VPNs perform several basic functions to protect your privacy. They encrypt your data. They reroute your data and transmit it through a secure channel. And they hide your IP address. When you install a VPN, neither your internet service provider nor anyone else using your network can see your data. Should anyone try to access your data, they’ll get a gobbledygook of letters, numbers, and symbols for their trouble. VPNs can also make your computer appear to be in a different state or country. This not only helps you hide your metadata but can also give you access to geographically-restricted websites you otherwise might not be able to view from your actual location.

People often use VPNs for the purpose of speeding up their connections—a real boon when you’re streaming movies and other entertainment. VPNs can also offer consumers a shopping advantage. By logging in from an international IP address, they can sometimes access lower prices on certain products.

VPNs also differ in the types of software they employ to safeguard your data. Some experts argue that VPNs that use open-source software to protect your data are the safest choice. Open-source software, because it is free to anyone who agrees to follow the source’s licensing agreement, is constantly subject to testing, tweaking, and improving by an infinitely-curious world of computer programmers.

Privacy and VPNs

The whole reason people install VPNs is to improve data privacy and security. But VPNs also create a privacy risk. Here’s why. Most VPNs create some kind of log. Metadata logs can help VPN service providers optimize performance for their customers by providing bandwidth and time stamp information, for example, and making it easier for providers to troubleshoot their networks. These logs are mostly harmless. 

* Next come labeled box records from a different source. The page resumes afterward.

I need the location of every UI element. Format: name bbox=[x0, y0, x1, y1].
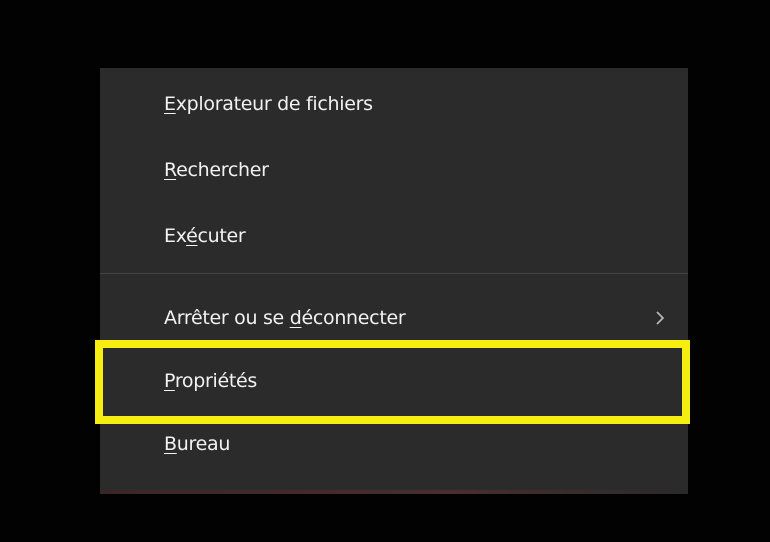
access-key: R bbox=[164, 159, 177, 181]
access-key: d bbox=[289, 307, 302, 329]
screenshot-stage: Explorateur de fichiers Rechercher Exécu… bbox=[0, 0, 770, 542]
chevron-right-icon bbox=[656, 311, 665, 325]
menu-item-desktop[interactable]: Bureau bbox=[100, 414, 688, 474]
access-key: E bbox=[164, 93, 176, 115]
menu-item-properties[interactable]: Propriétés bbox=[100, 351, 688, 411]
winx-context-menu: Explorateur de fichiers Rechercher Exécu… bbox=[100, 68, 688, 494]
menu-item-search[interactable]: Rechercher bbox=[100, 140, 688, 200]
menu-item-run[interactable]: Exécuter bbox=[100, 206, 688, 266]
menu-separator bbox=[100, 273, 688, 274]
menu-item-file-explorer[interactable]: Explorateur de fichiers bbox=[100, 74, 688, 134]
menu-item-label: Exécuter bbox=[164, 225, 246, 247]
menu-item-label: Rechercher bbox=[164, 159, 269, 181]
access-key: B bbox=[164, 433, 177, 455]
menu-item-label: Propriétés bbox=[164, 370, 258, 392]
menu-item-label: Bureau bbox=[164, 433, 231, 455]
access-key: é bbox=[186, 225, 198, 247]
menu-item-label: Explorateur de fichiers bbox=[164, 93, 373, 115]
access-key: P bbox=[164, 370, 175, 392]
menu-bottom-edge bbox=[100, 490, 688, 494]
menu-item-shutdown-signout[interactable]: Arrêter ou se déconnecter bbox=[100, 288, 688, 348]
menu-item-label: Arrêter ou se déconnecter bbox=[164, 307, 406, 329]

Traffic logs, on the other hand, decrease your privacy. They collect your browsing history, which can be sold to third parties for marketing or other more nefarious purposes. Do not—we repeat, do not—purchase a VPN that collects traffic logs. Carefully read the privacy policies of any VPN service you are considering. Look for a policy that explicitly spells out its log-keeping protocol. The best VPN service providers regularly publish transparency reports. VPN providers that are the most serious about transparency engage third-party auditors to help them identify and close any gaps in their code.